I returned to the lab this morning to get my blood work done. Yesterday, I was turned away, because I’d not realized I needed to fast. Yesterday the lab’s waiting room had been crowded.
Today when I entered the room, there was no person in the waiting area but me.
Shortly after I sat down, a young lady escorted an elderly Chinese woman inside. I immediately noticed the elderly woman’s eyes. They were shut closed. The young woman led the blind woman to a chair, before she quickly exited to park the car.
For the time, it was only me and the blind woman. The woman was seated across from me about six-feet away. As I smiled out at her, I realized she did not know I was in the room.
I hesitated to speak. But I was compelled to make my presence known. Leaning forward in my chair, I offered the woman a gentle good morning. Then I wondered what had caused her blindness.

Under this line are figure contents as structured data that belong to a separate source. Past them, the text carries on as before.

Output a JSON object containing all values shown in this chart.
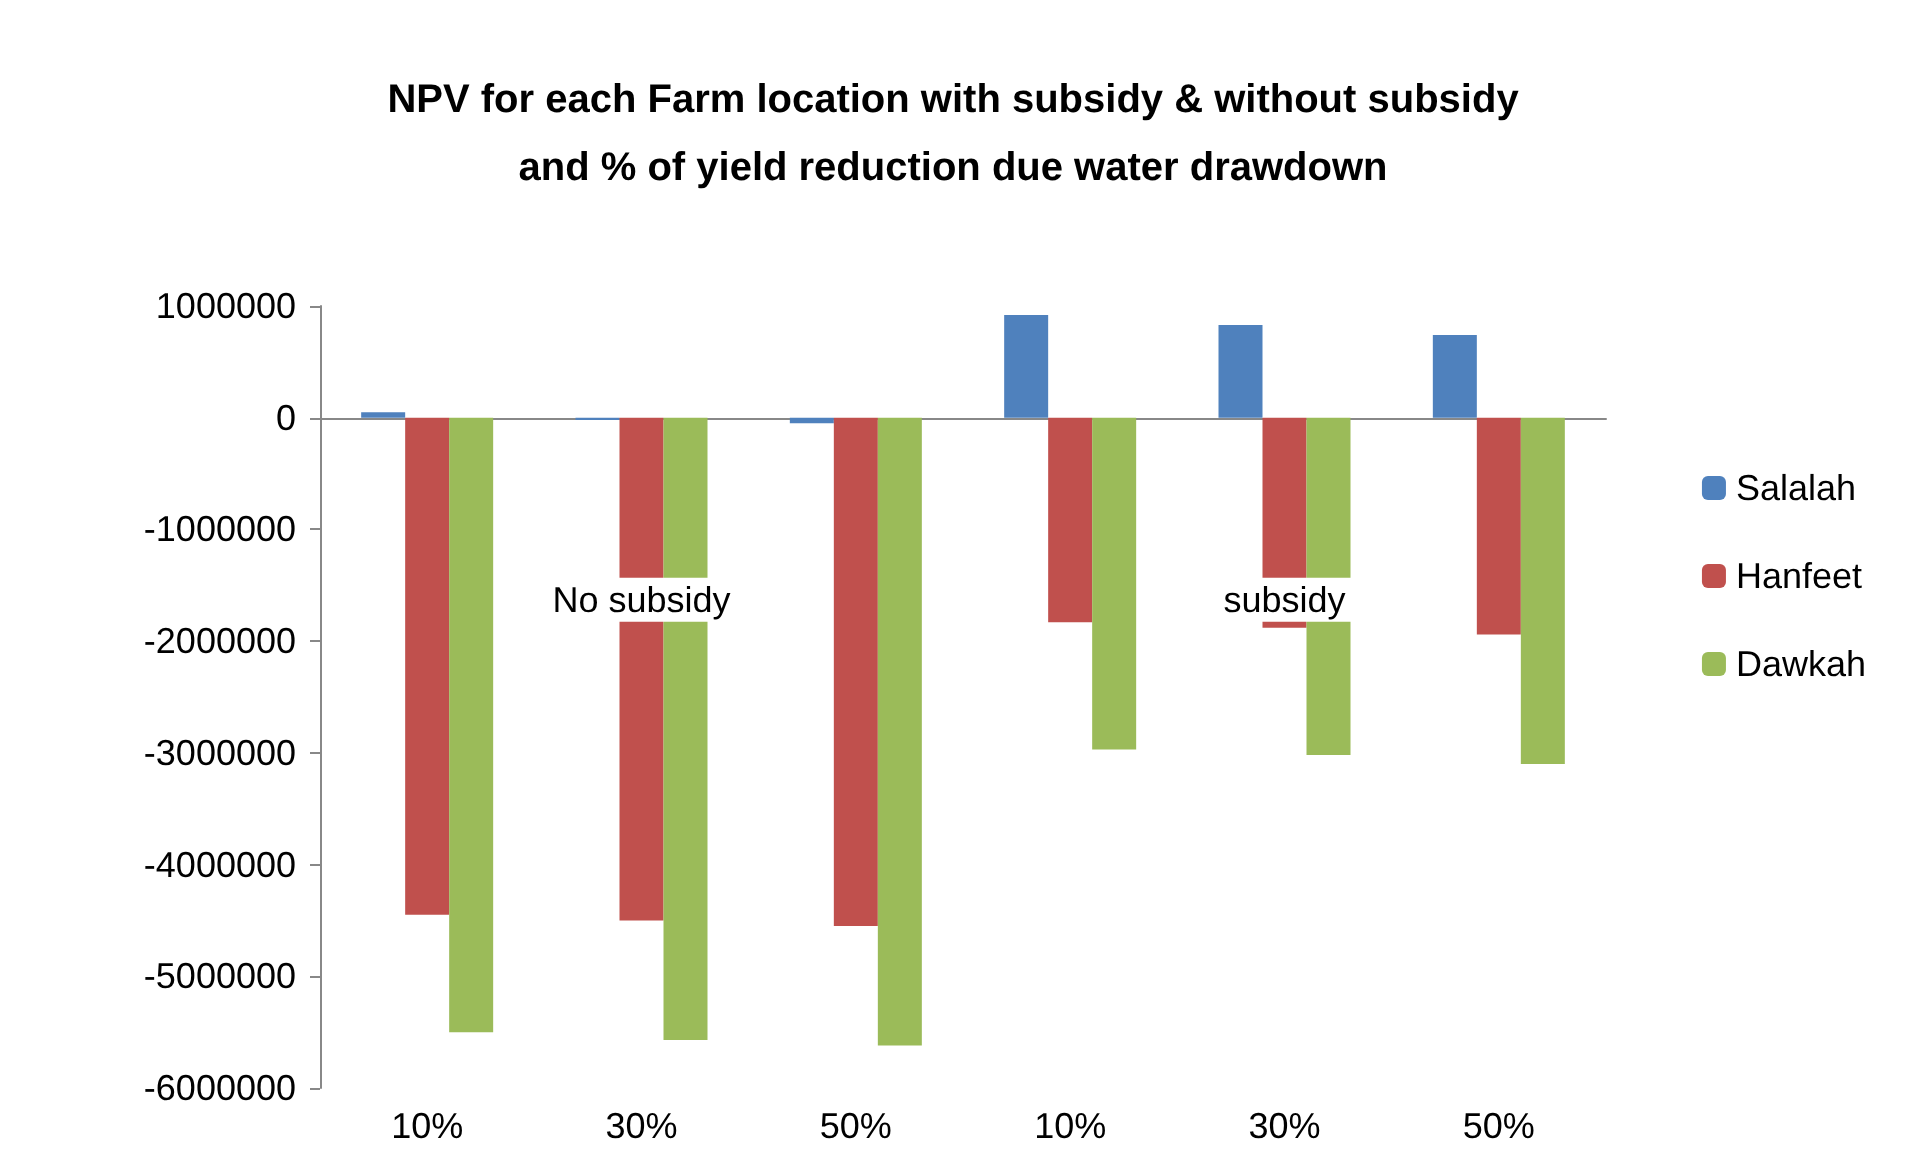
{
  "chart_data": {
    "type": "bar",
    "title": "NPV for each Farm location with subsidy & without subsidy\nand % of yield reduction due water drawdown",
    "categories": [
      "10%",
      "30%",
      "50%",
      "10%",
      "30%",
      "50%"
    ],
    "series": [
      {
        "name": "Salalah",
        "color": "#4f81bd",
        "values": [
          50000,
          -20000,
          -50000,
          920000,
          830000,
          740000
        ]
      },
      {
        "name": "Hanfeet",
        "color": "#c0504d",
        "values": [
          -4450000,
          -4500000,
          -4550000,
          -1830000,
          -1880000,
          -1940000
        ]
      },
      {
        "name": "Dawkah",
        "color": "#9bbb59",
        "values": [
          -5500000,
          -5570000,
          -5620000,
          -2970000,
          -3020000,
          -3100000
        ]
      }
    ],
    "ylim": [
      -6000000,
      1000000
    ],
    "yticks": [
      -6000000,
      -5000000,
      -4000000,
      -3000000,
      -2000000,
      -1000000,
      0,
      1000000
    ],
    "annotations": [
      "No subsidy",
      "subsidy"
    ],
    "legend": "right"
  }
}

Wondered why she had to have blood work done. And wondered, too, why her lids were so tightly sealed together.
There was only seconds between the time I said good morning and the time the woman took to respond. Upon hearing my words, she searched for me, her head slightly turning my direction. Again, I wondered.
“Good morning,” the old woman answered, with an inflection and spirit liken to a young person. And then, without pause, she continued. “I so, so, scared,” she said in broken English. “I so, so, scared,” she said again.
She placed her aged hand over her chest and flapped her hand repeatedly. “I no like when they put the point in me,” she confessed. She attempted a smile. Without the use of her eyes for expression, the rest of her—arms, mouth, head, wrinkles, shoulders—they all played their part.
She curled into herself and then used her hand to demonstrate a beating heart again. “I been here many times. No make difference. I still get so scared. I can’t help. I don’t like be here. So, so scared.”
I tried my best to offer her some comfort through my words. I don’t think she understood anything I said. But she smiled just the same. To be heard—she only needed to be heard.
Soon the young escort returned, and I was called in for my blood draw.
This blind woman was a wonderful gift.
In the few moments this woman had shared her truth, I had stood beside her in spirit. And as I stood by, I had recognized my own self in her. With my recognition, my own fears were temporarily lessened. In viewing our likeness, my own misgivings were decreased.
In being there, hearing her voice, and recognizing our shared humanity, I understood this:
In an often obscured world we are each, in our own way, waiting for our voice to be heard.